The Minister has only reminded us of further vacillation on the part of the Ministry. The Minister for Local Government and Public Health started the local authorities on their work last year with an announcement upon this subject. In the Press of the 17th February certain information concerning agricultural grants was announced in an official communication from Government Buildings as follows:—
"The Government has announced its decision to increase the agricultural grant from 1934-35 to the amount necessary:—
(a) to give relief on the first £20 of the valuation of agricultural holdings at the same rate as was given on the first £10 in 1933-34, and, secondly, in the case of holdings of over £20 valuation to give relief on an additional £12 10s. 0d. of the valuation in respect of each male worker, including relatives of the occupier, between the ages of 17 and 70 permanently employed on the holding. The original proposal for 1934-35 provided for relief on the first £10 of the valuation and on an additional £10 in respect of each male worker over 18 years of age. The alteration in the scheme is estimated to cost £220,000, bringing the total amount of the agricultural grant to £1,970,000, the increase to be made good by a reduction of bounties on agricultural exports. The increase, bringing the total amount of the grant to £1,970,000, is made good by a reduction of bounties on agricultural exports."

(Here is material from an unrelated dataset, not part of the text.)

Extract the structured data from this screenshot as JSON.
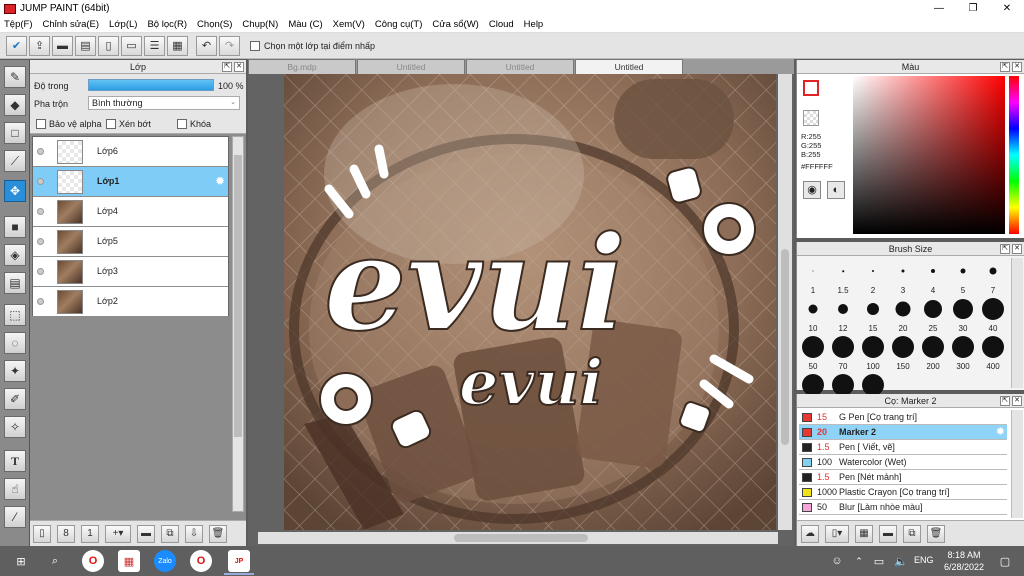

The official announcement goes on:
"The Government has also announced that after the 31st March the bounty on the export of cattle shall be reduced by 5/- per head, and the bounty on the export of sheep and lambs by 6d. per head."
The Minister for Finance has addressed himself to the additional moneys provided for subsidies to the farmers, driven to the dire circumstances in which he finds the agricultural population. Here we are concerned with the county councils, the financing of their work and the carrying on of important local services. We ask the Minister, who has run away from the position he took up in April or May last, has he no care for the position of local government in the country, knowing, as he does from the returns of the rate collectors, the condition of those services? Has he gone any way to meet the local bodies, many of whom are unable to pay their accounts, their home assistance and their various contractors? I ask the Minister, pressed by circumstances of his own creation, since he is coming to the assistance of the farmers with this miserable type of aid and the provision of additional bounties, is the local government going to trudge along without any further financial assistance? He knows that, at the end of last year, there was more than £1,000,000 outstanding in rates. He knows that the councils this year were merely collecting old debts, that they are now only beginning to collect on their present warrants and that they are likely, at the end of this year, to be in a worse plight than they were at the end of last year.